Из всех членов кабинета Гитлера Шпеер был, пожалуй, в наиболее близких отношениях с фюрером: их роднили общие интересы в архитектуре, и Гитлер всегда выказывал особое товарищеское отношение к Шпееру. Но поспешное (чтобы исключить кандидатуру Геринга, также желавшего получить эту должность) назначение Шпеера на второй по важности (после самого Гитлера) пост в кабинете перевело их отношения на качественно новый уровень. Шпеер, совершенно чуждый армии, промышленности и нацистской партии, никогда не служил, не стрелял из винтовки и вообще не имел дел с боевым оружием. Он возражал, что не подходит для такой работы, но Гитлер настаивал: «Я верю Вам, — сказал он. — Верю, что Вы справитесь. Кроме того, у меня все равно нет никого лучше».
В конце апреля 1942 года Шпеер провел одно из плановых совещаний с генералом Фридрихом Фроммом, руководителем армейского резерва, ответственным за военную подготовку и личный состав; совещание проходило за обедом в отдельном кабинете ресторана Хорхера в Берлине[79]. Фромм отметил, что в данный момент единственный способ выиграть войну — применить новое оружие, и что он уже консультировался с группой ученых, работающих над оружием, которое могло бы «стирать с лица земли целые города».
Незадолго до этого Геринг издал декрет, запрещающий инвестировать средства в исследовательские программы, которые дадут результат только после войны. Шпеер, принявший к сведению аргументы Фромма и получавший из других источников все новые жалобы о том, что исследованиями в области ядерной физики пренебрегают, решил обсудить проблему непосредственно с Гитлером. Во время встречи 6 мая Шпеер предложил Гитлеру поставить Геринга во главе Имперского исследовательского совета, чтобы подчеркнуть важность этой организации. Геринг получил должность 9 июня.
Шпеер назначил на 4 июня совещание в Харнак-Хаус с участием физиков. Кроме самого Шпеера на совещании должны были присутствовать Фромм; подчиненный Фромма генерал Эмиль Лееб; глава Управления армейского вооружения, начальник Управления военно-морских вооружений Верховного командования ВМФ адмирал Карл Витцель; статс-секретарь министерства авиации, фельдмаршал Эрхард Мильх. Получилась своего рода аудиенция с высшими военными чинами, которую Имперскому исследовательскому совету не удалось собрать в феврале. Несомненно, эта аудитория оказалась самой высокопоставленной из всех, к кому когда-либо обращались немецкие физики-ядерщики.
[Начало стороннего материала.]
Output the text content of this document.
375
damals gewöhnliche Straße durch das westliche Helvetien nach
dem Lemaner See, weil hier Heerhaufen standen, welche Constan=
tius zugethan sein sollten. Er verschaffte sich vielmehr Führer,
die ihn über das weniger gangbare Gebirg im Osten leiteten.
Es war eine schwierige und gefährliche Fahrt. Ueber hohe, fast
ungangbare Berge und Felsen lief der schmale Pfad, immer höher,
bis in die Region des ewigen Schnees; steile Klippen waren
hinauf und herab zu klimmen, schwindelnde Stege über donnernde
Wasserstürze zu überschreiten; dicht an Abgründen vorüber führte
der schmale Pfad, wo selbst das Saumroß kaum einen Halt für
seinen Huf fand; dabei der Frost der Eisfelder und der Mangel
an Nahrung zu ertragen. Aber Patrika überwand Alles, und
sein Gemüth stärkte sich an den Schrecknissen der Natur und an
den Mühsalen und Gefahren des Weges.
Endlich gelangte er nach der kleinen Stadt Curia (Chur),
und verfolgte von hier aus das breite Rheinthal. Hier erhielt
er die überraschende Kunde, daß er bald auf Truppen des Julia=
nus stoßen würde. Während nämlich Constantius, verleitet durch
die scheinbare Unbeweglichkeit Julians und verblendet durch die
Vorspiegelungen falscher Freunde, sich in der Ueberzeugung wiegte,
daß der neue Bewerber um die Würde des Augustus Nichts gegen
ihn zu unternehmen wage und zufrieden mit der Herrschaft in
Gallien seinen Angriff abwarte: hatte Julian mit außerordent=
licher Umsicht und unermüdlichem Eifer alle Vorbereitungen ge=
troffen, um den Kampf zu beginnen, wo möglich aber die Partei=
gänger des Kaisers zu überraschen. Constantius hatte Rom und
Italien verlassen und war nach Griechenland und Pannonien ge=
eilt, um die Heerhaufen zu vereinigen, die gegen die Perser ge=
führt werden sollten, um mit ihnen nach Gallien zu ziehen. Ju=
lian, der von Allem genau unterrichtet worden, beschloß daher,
Гейзенберг прервал в Лейпциге работу над L–IV, который все еще находился в цистерне с водой, и отправился в Берлин. Среди физиков, прибывших на собрание, были Арденне, Дибнер, Ган, Гартек, Ханс Йенсен, Фриц Штрассман, Вайцзеккер и Вирц. Всего в Харнак-Хаус, в лекционной аудитории имени Гельмгольца не без труда разместились около 50 человек. Гейзенберг прочитал новую популярную лекцию, но она несколько отличалась от той, которую он приготовил в феврале. Слушатели были военными, и это означало, что неизбежно затронут вопрос о бомбе. Гейзенберг пустился в описание возможностей боевого применения ядерного распада уже в самом начале лекции. Некоторые из присутствующих впервые услышали о такой возможности, их реакция в точности походила на реакцию слушателей доклада, сделанного девятью месяцами ранее в американском комитете по вопросам использования урана, когда Олифант произнес слово «бомба» без всяких обиняков.